Troisième chambre civile, 21 janvier 2021 — 20-12.165
Texte intégral
CIV. 3
MF
COUR DE CASSATION ______________________
Audience publique du 21 janvier 2021
Rejet non spécialement motivé
M. CHAUVIN, président
Décision n° 10047 F
Pourvoi n° M 20-12.165
R É P U B L I Q U E F R A N Ç A I S E
_________________________
AU NOM DU PEUPLE FRANÇAIS _________________________
DÉCISION DE LA COUR DE CASSATION, TROISIÈME CHAMBRE CIVILE, DU 21 JANVIER 2021
1°/ M. C... F...,
2°/ Mme E... M..., épouse F...,
domiciliés tous deux [...], [...],
ont formé le pourvoi n° M 20-12.165 contre l'arrêt rendu le 17 décembre 2019 par la cour d'appel d'Amiens (1re chambre civile), dans le litige les opposant à M. A... B..., domicilié [...] , défendeur à la cassation.

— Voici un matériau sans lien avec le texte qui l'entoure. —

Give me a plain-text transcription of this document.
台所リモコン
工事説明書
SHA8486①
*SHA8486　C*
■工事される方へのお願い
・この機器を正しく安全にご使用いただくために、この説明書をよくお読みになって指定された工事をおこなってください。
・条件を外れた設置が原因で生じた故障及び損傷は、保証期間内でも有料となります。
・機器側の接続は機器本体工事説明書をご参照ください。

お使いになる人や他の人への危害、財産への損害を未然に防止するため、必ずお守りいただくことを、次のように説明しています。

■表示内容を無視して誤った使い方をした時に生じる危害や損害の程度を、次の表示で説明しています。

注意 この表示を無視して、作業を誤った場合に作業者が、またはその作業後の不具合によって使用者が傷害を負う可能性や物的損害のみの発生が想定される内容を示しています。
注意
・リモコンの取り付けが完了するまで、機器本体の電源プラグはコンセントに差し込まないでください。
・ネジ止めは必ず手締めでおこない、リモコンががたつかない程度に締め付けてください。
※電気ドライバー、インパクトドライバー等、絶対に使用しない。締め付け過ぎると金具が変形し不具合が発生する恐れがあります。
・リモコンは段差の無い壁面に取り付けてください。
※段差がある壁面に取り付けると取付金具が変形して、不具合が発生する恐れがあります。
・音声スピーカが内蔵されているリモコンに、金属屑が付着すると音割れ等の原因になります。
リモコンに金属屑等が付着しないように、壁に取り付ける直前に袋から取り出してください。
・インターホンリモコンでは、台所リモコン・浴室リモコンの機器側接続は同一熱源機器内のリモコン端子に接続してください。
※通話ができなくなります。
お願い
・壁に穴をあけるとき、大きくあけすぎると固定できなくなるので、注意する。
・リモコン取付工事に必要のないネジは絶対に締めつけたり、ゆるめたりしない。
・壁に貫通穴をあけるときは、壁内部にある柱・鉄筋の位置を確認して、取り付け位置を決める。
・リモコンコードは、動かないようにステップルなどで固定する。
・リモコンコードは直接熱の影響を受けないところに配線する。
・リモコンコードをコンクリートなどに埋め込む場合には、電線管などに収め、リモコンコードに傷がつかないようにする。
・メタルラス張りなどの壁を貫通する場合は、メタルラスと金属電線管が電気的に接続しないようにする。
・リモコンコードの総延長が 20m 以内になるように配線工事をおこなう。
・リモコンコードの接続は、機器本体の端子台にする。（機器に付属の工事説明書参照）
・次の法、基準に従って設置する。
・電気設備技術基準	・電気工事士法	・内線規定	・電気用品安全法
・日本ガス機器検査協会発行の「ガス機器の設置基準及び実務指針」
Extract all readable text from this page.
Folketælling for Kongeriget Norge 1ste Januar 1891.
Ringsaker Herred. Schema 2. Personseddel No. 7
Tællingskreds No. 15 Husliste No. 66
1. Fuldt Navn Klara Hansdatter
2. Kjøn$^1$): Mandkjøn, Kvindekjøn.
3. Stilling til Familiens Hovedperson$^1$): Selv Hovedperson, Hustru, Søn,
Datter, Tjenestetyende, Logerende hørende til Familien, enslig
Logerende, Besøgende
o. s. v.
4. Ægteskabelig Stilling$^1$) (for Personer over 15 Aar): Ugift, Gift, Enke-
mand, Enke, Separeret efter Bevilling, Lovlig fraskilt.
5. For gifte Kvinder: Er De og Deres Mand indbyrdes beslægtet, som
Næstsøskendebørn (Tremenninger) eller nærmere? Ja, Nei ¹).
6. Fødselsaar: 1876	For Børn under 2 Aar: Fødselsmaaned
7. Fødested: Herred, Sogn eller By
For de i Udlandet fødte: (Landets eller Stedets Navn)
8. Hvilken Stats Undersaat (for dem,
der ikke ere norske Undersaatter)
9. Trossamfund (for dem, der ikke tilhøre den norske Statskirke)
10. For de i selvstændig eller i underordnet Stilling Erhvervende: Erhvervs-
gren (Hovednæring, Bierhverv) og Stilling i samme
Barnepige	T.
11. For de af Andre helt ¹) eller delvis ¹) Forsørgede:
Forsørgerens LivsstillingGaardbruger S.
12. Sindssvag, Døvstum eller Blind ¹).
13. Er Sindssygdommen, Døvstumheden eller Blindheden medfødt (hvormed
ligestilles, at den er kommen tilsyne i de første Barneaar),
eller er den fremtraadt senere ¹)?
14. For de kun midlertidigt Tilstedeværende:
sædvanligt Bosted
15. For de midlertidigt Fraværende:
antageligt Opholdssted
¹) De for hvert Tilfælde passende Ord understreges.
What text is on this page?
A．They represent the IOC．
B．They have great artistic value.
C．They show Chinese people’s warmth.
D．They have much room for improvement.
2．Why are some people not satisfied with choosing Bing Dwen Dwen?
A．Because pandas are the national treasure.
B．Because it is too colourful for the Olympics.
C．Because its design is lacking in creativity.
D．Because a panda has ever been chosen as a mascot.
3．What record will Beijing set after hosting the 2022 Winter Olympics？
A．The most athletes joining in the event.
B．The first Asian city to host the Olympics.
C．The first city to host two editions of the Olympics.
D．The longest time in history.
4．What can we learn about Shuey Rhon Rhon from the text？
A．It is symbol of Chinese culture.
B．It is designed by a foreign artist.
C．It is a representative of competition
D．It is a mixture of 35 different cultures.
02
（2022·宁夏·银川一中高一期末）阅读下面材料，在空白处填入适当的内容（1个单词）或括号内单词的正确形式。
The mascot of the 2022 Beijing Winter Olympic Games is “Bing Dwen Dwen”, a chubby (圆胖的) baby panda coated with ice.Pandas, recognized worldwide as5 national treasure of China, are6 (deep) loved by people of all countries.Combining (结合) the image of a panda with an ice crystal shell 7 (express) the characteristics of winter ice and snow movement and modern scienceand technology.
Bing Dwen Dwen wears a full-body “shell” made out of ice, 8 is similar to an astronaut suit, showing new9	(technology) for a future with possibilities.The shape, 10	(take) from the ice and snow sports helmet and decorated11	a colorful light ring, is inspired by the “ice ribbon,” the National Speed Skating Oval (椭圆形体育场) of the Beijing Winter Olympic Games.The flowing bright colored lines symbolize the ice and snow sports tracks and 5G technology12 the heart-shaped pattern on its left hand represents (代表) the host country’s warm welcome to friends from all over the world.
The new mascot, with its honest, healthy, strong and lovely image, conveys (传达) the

Le dossier a été communiqué au procureur général.
Sur le rapport de M. Boyer, conseiller, les observations écrites de la SCP Rousseau et Tapie, avocat de M. et Mme F..., de la SCP de Nervo et Poupet, avocat de M. B..., après débats en l'audience publique du 1er décembre 2020 où étaient présents M. Chauvin, président, M. Boyer, conseiller rapporteur, M. Maunand, conseiller doyen, et Mme Berdeaux, greffier de chambre,
la troisième chambre civile de la Cour de cassation, composée des président et conseillers précités, après en avoir délibéré conformément à la loi, a rendu la présente décision.
1. Le moyen de cassation annexé, qui est invoqué à l'encontre de la décision attaquée, n'est manifestement pas de nature à entraîner la cassation.
2. En application de l'article 1014, alinéa 1er, du code de procédure civile, il n'y a donc pas lieu de statuer par une décision spécialement motivée sur ce pourvoi.
EN CONSÉQUENCE, la Cour :
REJETTE le pourvoi ;
Condamne M. et Mme F... aux dépens ;
En application de l'article 700 du code de procédure civile, rejette les demandes ;
Ainsi décidé par la Cour de cassation, troisième chambre civile, et prononcé par le président en son audience publique du vingt et un janvier deux mille vingt et un. MOYEN ANNEXE à la présente décision
Moyen produit par la SCP Rousseau et Tapie, avocat aux Conseils, pour M.et Mme F....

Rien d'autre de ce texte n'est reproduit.